Rare earths producer Lynas Corporation Limited (ASX: LYC) saw its shares soar 17.7% today to close at 20 cents.
By comparison, the S&P/ASX 200 Index (Index: ^AXJO) (ASX: XJO) gained 0.6%.
It marks the third day in a row of gains, and Lynas shares are now up 52% since Thursday, 17 July. It appears that investors have turned positive on the company, with BBY analyst Mike Harrowell telling Fairfax media that the company had now passed the point by which it would be required to disclose if it was at risk of missing June quarter production guidance, ahead of a formal update in the Quarterly Activities Report due to be released on July 31.

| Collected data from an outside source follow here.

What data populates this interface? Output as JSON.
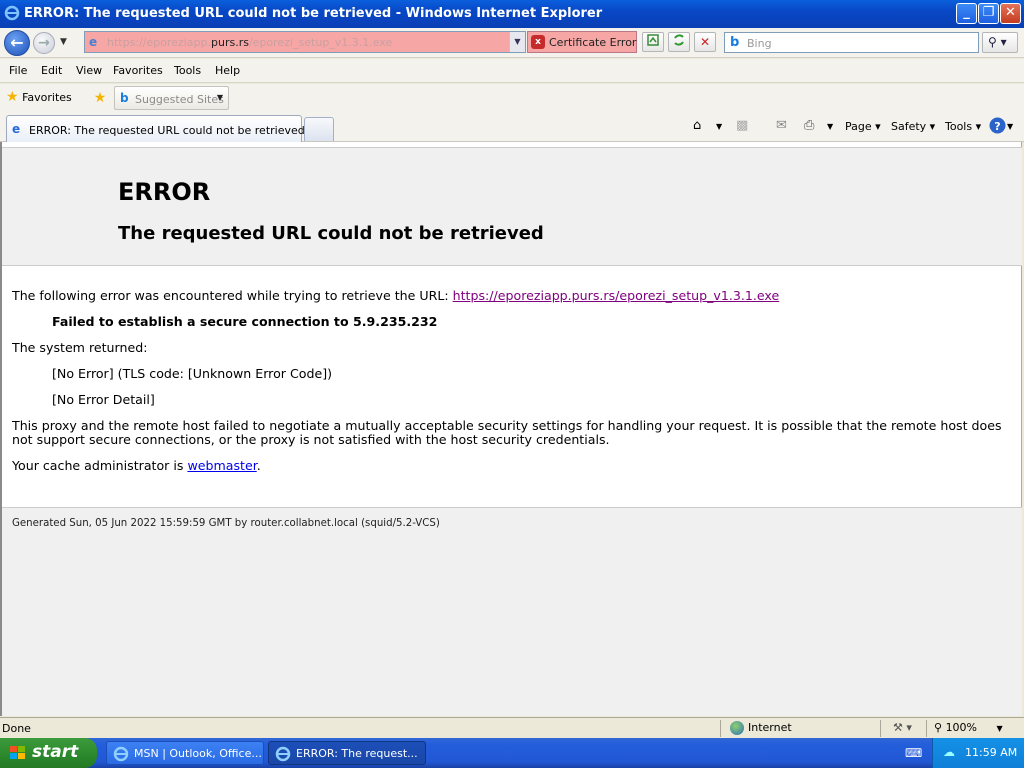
{
  "window": {
    "title": "ERROR: The requested URL could not be retrieved - Windows Internet Explorer",
    "minimize": "_",
    "maximize": "❐",
    "close": "✕"
  },
  "navigation": {
    "url_prefix": "https://eporeziapp.",
    "url_domain": "purs.rs",
    "url_suffix": "/eporezi_setup_v1.3.1.exe",
    "cert_error": "Certificate Error",
    "search_placeholder": "Bing"
  },
  "menu": [
    "File",
    "Edit",
    "View",
    "Favorites",
    "Tools",
    "Help"
  ],
  "favorites": {
    "label": "Favorites",
    "suggested_sites": "Suggested Sites"
  },
  "tab": {
    "title": "ERROR: The requested URL could not be retrieved"
  },
  "command_bar": {
    "page": "Page",
    "safety": "Safety",
    "tools": "Tools"
  },
  "page": {
    "heading": "ERROR",
    "subheading": "The requested URL could not be retrieved",
    "intro": "The following error was encountered while trying to retrieve the URL: ",
    "url_link": "https://eporeziapp.purs.rs/eporezi_setup_v1.3.1.exe",
    "failure": "Failed to establish a secure connection to 5.9.235.232",
    "system_returned": "The system returned:",
    "tls_code": "[No Error] (TLS code: [Unknown Error Code])",
    "error_detail": "[No Error Detail]",
    "explanation_line1": "This proxy and the remote host failed to negotiate a mutually acceptable security settings for handling your request. It is possible that the remote host does",
    "explanation_line2": "not support secure connections, or the proxy is not satisfied with the host security credentials.",
    "cache_admin_prefix": "Your cache administrator is ",
    "cache_admin_link": "webmaster",
    "cache_admin_suffix": ".",
    "generated": "Generated Sun, 05 Jun 2022 15:59:59 GMT by router.collabnet.local (squid/5.2-VCS)"
  },
  "status": {
    "text": "Done",
    "zone": "Internet",
    "zoom": "100%"
  },
  "taskbar": {
    "start": "start",
    "tasks": [
      "MSN | Outlook, Office...",
      "ERROR: The request..."
    ],
    "clock": "11:59 AM"
  }
}
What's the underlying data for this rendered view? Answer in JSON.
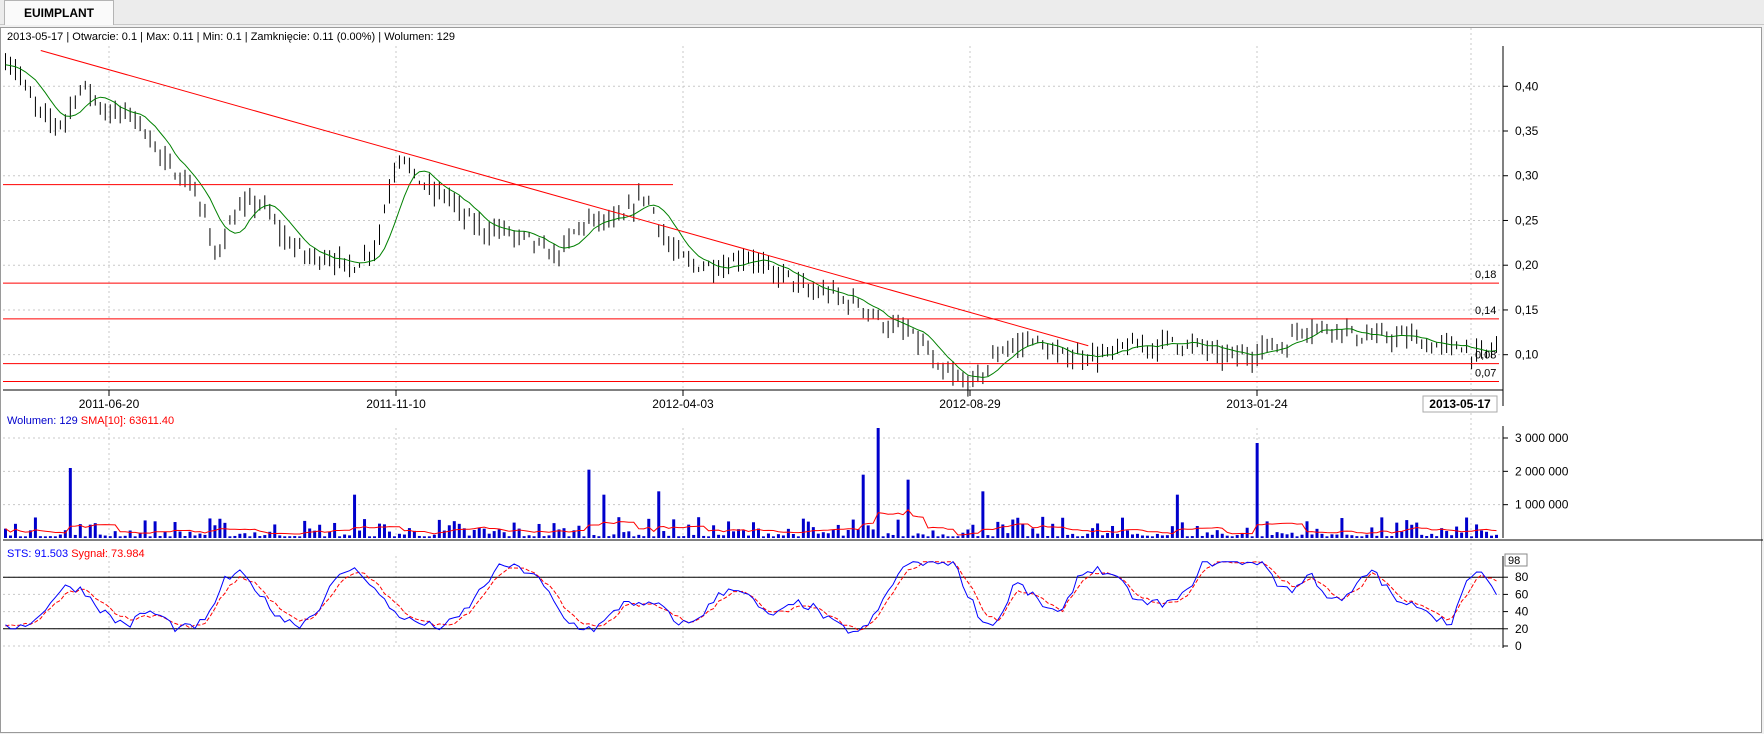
{
  "tab": {
    "label": "EUIMPLANT"
  },
  "info": {
    "date": "2013-05-17",
    "open_label": "Otwarcie:",
    "open": "0.1",
    "max_label": "Max:",
    "max": "0.11",
    "min_label": "Min:",
    "min": "0.1",
    "close_label": "Zamknięcie:",
    "close": "0.11 (0.00%)",
    "volume_label": "Wolumen:",
    "volume": "129"
  },
  "volume_legend": {
    "label": "Wolumen: 129",
    "sma": "SMA[10]: 63611.40",
    "label_color": "#0000cc",
    "sma_color": "#ff0000"
  },
  "sts_legend": {
    "sts": "STS: 91.503",
    "signal": "Sygnał: 73.984",
    "sts_color": "#0000ff",
    "signal_color": "#ff0000"
  },
  "chart_data": [
    {
      "type": "ohlc",
      "y_ticks": [
        "0,40",
        "0,35",
        "0,30",
        "0,25",
        "0,20",
        "0,15",
        "0,10"
      ],
      "y_tick_values": [
        0.4,
        0.35,
        0.3,
        0.25,
        0.2,
        0.15,
        0.1
      ],
      "x_ticks": [
        "2011-06-20",
        "2011-11-10",
        "2012-04-03",
        "2012-08-29",
        "2013-01-24"
      ],
      "x_current": "2013-05-17",
      "ylim": [
        0.065,
        0.445
      ],
      "hlines": [
        {
          "value": 0.29,
          "label": ""
        },
        {
          "value": 0.18,
          "label": "0,18"
        },
        {
          "value": 0.14,
          "label": "0,14"
        },
        {
          "value": 0.09,
          "label": "0,08"
        },
        {
          "value": 0.07,
          "label": "0,07"
        }
      ],
      "trendline": {
        "from": [
          "2011-05-17",
          0.44
        ],
        "to": [
          "2012-10-29",
          0.11
        ]
      },
      "close_series": [
        0.43,
        0.42,
        0.39,
        0.37,
        0.36,
        0.36,
        0.39,
        0.4,
        0.38,
        0.37,
        0.37,
        0.37,
        0.35,
        0.33,
        0.31,
        0.3,
        0.29,
        0.26,
        0.21,
        0.24,
        0.26,
        0.27,
        0.27,
        0.25,
        0.23,
        0.22,
        0.21,
        0.21,
        0.21,
        0.2,
        0.2,
        0.21,
        0.23,
        0.29,
        0.33,
        0.3,
        0.29,
        0.28,
        0.28,
        0.26,
        0.25,
        0.24,
        0.24,
        0.24,
        0.23,
        0.23,
        0.22,
        0.21,
        0.22,
        0.24,
        0.25,
        0.25,
        0.25,
        0.25,
        0.27,
        0.28,
        0.25,
        0.22,
        0.21,
        0.2,
        0.2,
        0.2,
        0.2,
        0.21,
        0.21,
        0.2,
        0.19,
        0.19,
        0.18,
        0.17,
        0.17,
        0.17,
        0.16,
        0.16,
        0.15,
        0.14,
        0.13,
        0.13,
        0.12,
        0.11,
        0.08,
        0.08,
        0.07,
        0.07,
        0.08,
        0.1,
        0.11,
        0.11,
        0.12,
        0.11,
        0.1,
        0.1,
        0.1,
        0.1,
        0.1,
        0.1,
        0.11,
        0.11,
        0.11,
        0.11,
        0.12,
        0.11,
        0.11,
        0.11,
        0.1,
        0.1,
        0.1,
        0.1,
        0.11,
        0.11,
        0.11,
        0.13,
        0.13,
        0.13,
        0.13,
        0.13,
        0.12,
        0.12,
        0.12,
        0.12,
        0.12,
        0.12,
        0.11,
        0.11,
        0.11,
        0.11,
        0.1,
        0.1,
        0.11
      ]
    },
    {
      "type": "bar",
      "title": "Wolumen",
      "y_ticks": [
        "3 000 000",
        "2 000 000",
        "1 000 000"
      ],
      "y_tick_values": [
        3000000,
        2000000,
        1000000
      ],
      "ylim": [
        0,
        3300000
      ],
      "spikes": [
        [
          "2011-05-31",
          2100000
        ],
        [
          "2011-10-19",
          1300000
        ],
        [
          "2012-02-14",
          2050000
        ],
        [
          "2012-02-22",
          1300000
        ],
        [
          "2012-03-20",
          1400000
        ],
        [
          "2012-07-03",
          1900000
        ],
        [
          "2012-07-12",
          3300000
        ],
        [
          "2012-07-27",
          1750000
        ],
        [
          "2012-09-03",
          1400000
        ],
        [
          "2013-01-24",
          2850000
        ],
        [
          "2012-12-12",
          1300000
        ]
      ],
      "sma_label": "SMA[10]"
    },
    {
      "type": "line",
      "title": "STS",
      "y_ticks": [
        "80",
        "60",
        "40",
        "20",
        "0"
      ],
      "y_tick_values": [
        80,
        60,
        40,
        20,
        0
      ],
      "y_marker": "98",
      "ylim": [
        0,
        100
      ],
      "hlines": [
        80,
        20
      ],
      "series": [
        {
          "name": "STS",
          "values": [
            20,
            25,
            30,
            55,
            70,
            65,
            45,
            30,
            25,
            40,
            35,
            20,
            22,
            30,
            75,
            85,
            70,
            45,
            30,
            25,
            40,
            70,
            90,
            85,
            60,
            40,
            30,
            25,
            22,
            30,
            50,
            75,
            95,
            90,
            85,
            60,
            30,
            22,
            20,
            35,
            55,
            45,
            50,
            30,
            25,
            40,
            60,
            70,
            55,
            35,
            40,
            50,
            45,
            30,
            20,
            15,
            35,
            70,
            95,
            98,
            98,
            98,
            60,
            25,
            30,
            75,
            60,
            45,
            35,
            80,
            90,
            85,
            70,
            50,
            50,
            50,
            60,
            95,
            98,
            98,
            98,
            98,
            70,
            65,
            85,
            60,
            50,
            70,
            90,
            65,
            45,
            50,
            35,
            25,
            70,
            90,
            55
          ]
        },
        {
          "name": "Sygnał",
          "values": [
            22,
            24,
            28,
            45,
            62,
            66,
            55,
            40,
            30,
            35,
            36,
            25,
            22,
            27,
            60,
            80,
            75,
            55,
            38,
            28,
            35,
            60,
            82,
            86,
            70,
            50,
            36,
            28,
            24,
            28,
            42,
            65,
            88,
            90,
            87,
            70,
            45,
            28,
            22,
            30,
            48,
            48,
            48,
            36,
            28,
            35,
            52,
            65,
            60,
            42,
            38,
            46,
            46,
            36,
            25,
            18,
            28,
            58,
            88,
            96,
            98,
            98,
            75,
            38,
            28,
            62,
            64,
            52,
            40,
            68,
            86,
            86,
            76,
            58,
            52,
            50,
            56,
            86,
            96,
            98,
            98,
            98,
            80,
            68,
            80,
            68,
            55,
            64,
            84,
            72,
            52,
            50,
            40,
            30,
            58,
            84,
            74
          ]
        }
      ]
    }
  ]
}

Mr Harrowell said, "If Lynas does meet production guidance, it will mark an important milestone in the Malaysian processing plant achieving profitability". There's still a long way to go for that though.
In the company last update, it said it had removed some bottlenecks which were affecting production, and was working on delivering the optimal balance of volume, finished product quality and REO yield.
But rare earth oxide prices are still well off their highs in 2012, and are around Lynas's estimated cost of production. Factor in US$440 million of debt, and shareholders may have to wait some time before they see Lynas profitable. Having raised capital in May, another one could be on the cards in the near future.